Meantime, eclipses are not really rare. As a celestial rule, at least two partial solar eclipses occur each year and in some years there can be up to five. A total eclipse of the sun occurs somewhere in the world about every 18 months, on average.

But it is indeed rare to see one. While an eclipse of the moon (when Earth blocks sunlight from lighting up the moon) is visible from half the planet, solar eclipses are visible only from a narrow path.

In this case, the swath of Earth in total darkness, called the path of totality, will be only about 157 miles (252 km) wide.

Any given spot on the Earth's surface will play host to a total solar eclipse on an average of once every 375 years.

Surrounding the umbra is the penumbra (Latin, paene-umbra, "almost shadow"). It is much wider, touching the surface of Earth on a swath about 5,000 miles (8,000 km) wide. Anyone inside that shadow can see a partial eclipse, weather permitting. From Earth, it will appear as if a bite has been taken out of the sun, but the sky does not typically grow noticeably darker unless 70 percent or more of the sun is blocked out.

Safe viewing

The most important thing to keep in mind when viewing the sun, including during a partial eclipse, is to never look at even a portion of the sun directly without proper viewing glasses. Such special eyewear has special filters expressly designed for viewing the sun and can be found at some science and astronomy stores and online. An alternative is to purchase a piece of number 14 welder's glass from a welding supply store.

Sunglasses are not acceptable and your eyes can be permanently damaged by looking even for a fraction of a second at any eclipse. Telescopes and binoculars must be outfitted with special filters before they can be safely used.

Several tricks can be employed to watch an eclipse indirectly:

Use a small mirror, like a makeup mirror, explains veteran eclipse watcher and NASA researcher Fred Espenak. With masking tape, cover all but about a 1/2" square in the center of the mirror.

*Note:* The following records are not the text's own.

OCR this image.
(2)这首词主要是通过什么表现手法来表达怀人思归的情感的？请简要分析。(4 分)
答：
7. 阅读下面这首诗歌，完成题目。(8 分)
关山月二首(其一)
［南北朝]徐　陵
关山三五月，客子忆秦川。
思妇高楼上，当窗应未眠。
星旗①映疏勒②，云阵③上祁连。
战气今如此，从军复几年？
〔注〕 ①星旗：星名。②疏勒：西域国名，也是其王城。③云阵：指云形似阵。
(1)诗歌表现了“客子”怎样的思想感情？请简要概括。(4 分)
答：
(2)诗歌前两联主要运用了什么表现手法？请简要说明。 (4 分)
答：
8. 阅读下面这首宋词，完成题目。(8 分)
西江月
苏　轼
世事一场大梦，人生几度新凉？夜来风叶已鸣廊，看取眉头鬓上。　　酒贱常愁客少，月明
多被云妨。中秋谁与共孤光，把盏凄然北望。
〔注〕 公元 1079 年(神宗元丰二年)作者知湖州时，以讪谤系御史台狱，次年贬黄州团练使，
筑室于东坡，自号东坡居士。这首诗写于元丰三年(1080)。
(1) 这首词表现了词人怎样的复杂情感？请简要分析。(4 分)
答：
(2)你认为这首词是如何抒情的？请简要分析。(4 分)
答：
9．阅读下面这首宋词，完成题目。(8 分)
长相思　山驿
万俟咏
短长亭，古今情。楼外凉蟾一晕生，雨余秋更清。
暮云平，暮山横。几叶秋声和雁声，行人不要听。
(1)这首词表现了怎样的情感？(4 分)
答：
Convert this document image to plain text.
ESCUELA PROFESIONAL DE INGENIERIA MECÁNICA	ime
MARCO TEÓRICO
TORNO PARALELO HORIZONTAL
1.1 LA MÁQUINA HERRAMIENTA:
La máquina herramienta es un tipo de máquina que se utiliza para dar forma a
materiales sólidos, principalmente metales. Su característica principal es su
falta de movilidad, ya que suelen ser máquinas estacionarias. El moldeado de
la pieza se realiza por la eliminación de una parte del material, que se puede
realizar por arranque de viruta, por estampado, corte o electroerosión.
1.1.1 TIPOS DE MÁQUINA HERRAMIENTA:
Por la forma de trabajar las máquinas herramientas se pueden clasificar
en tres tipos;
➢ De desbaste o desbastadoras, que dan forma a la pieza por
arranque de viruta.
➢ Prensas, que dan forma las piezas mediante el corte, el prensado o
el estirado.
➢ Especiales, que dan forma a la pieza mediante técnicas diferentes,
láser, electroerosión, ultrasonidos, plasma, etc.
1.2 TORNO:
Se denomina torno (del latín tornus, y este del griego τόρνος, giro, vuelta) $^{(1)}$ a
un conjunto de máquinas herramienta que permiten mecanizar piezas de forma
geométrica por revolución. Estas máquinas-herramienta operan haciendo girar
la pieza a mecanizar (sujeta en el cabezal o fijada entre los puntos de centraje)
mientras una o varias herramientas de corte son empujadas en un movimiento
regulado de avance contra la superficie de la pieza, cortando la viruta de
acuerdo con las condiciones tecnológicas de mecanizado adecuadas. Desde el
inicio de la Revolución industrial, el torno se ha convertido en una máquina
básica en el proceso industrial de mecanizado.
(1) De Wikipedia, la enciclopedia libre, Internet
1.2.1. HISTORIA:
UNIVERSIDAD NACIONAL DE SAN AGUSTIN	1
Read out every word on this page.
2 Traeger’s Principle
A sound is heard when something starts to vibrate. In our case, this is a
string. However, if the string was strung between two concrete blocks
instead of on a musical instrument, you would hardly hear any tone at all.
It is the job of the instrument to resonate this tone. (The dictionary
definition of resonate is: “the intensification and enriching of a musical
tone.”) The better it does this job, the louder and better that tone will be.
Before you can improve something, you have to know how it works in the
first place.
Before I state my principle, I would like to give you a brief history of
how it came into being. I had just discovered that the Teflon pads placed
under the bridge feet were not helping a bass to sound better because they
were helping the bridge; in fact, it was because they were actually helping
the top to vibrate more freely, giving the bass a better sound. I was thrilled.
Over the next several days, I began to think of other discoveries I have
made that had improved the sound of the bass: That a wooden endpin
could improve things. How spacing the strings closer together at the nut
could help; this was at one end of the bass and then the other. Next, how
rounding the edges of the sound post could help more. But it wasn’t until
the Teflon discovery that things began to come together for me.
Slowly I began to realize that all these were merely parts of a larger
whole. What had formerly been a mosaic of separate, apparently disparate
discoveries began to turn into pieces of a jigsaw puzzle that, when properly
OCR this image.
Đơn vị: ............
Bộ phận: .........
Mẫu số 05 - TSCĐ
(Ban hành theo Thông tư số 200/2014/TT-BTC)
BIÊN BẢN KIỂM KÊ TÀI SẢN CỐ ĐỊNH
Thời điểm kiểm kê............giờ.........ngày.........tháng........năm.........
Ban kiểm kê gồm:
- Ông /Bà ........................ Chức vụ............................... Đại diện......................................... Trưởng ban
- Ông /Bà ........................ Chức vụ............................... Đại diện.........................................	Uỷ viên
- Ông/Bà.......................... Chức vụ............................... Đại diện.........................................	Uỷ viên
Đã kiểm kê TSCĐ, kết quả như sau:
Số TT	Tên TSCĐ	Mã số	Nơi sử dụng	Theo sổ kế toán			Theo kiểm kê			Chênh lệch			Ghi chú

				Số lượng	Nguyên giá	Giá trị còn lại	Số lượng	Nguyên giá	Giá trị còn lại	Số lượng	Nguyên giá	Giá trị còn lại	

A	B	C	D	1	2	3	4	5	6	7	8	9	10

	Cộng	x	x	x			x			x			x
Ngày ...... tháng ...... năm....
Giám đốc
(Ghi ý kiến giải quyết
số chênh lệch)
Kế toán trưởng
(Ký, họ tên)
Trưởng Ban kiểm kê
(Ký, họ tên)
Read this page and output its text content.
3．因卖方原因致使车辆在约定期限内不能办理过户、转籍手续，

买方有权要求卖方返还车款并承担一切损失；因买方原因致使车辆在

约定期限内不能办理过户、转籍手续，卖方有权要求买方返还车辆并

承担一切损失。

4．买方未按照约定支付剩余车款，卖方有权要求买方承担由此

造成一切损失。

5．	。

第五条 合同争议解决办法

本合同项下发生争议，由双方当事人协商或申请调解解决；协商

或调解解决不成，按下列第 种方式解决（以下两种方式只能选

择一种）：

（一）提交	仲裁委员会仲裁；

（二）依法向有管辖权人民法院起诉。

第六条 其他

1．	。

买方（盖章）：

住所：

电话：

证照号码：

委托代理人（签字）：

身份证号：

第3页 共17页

Then hold the mirror at an angle and project the Sun onto a shaded wall or into a garage.

Create a simple version of what's called a pinhole camera. Start with two pieces of white paper, suggests University of Chicago astronomer Douglas Duncan. Poke a small hole in one with a pencil or pen. Let sunlight go through that hole and fall onto the second piece of paper, held a foot or two below the first, in its shadow.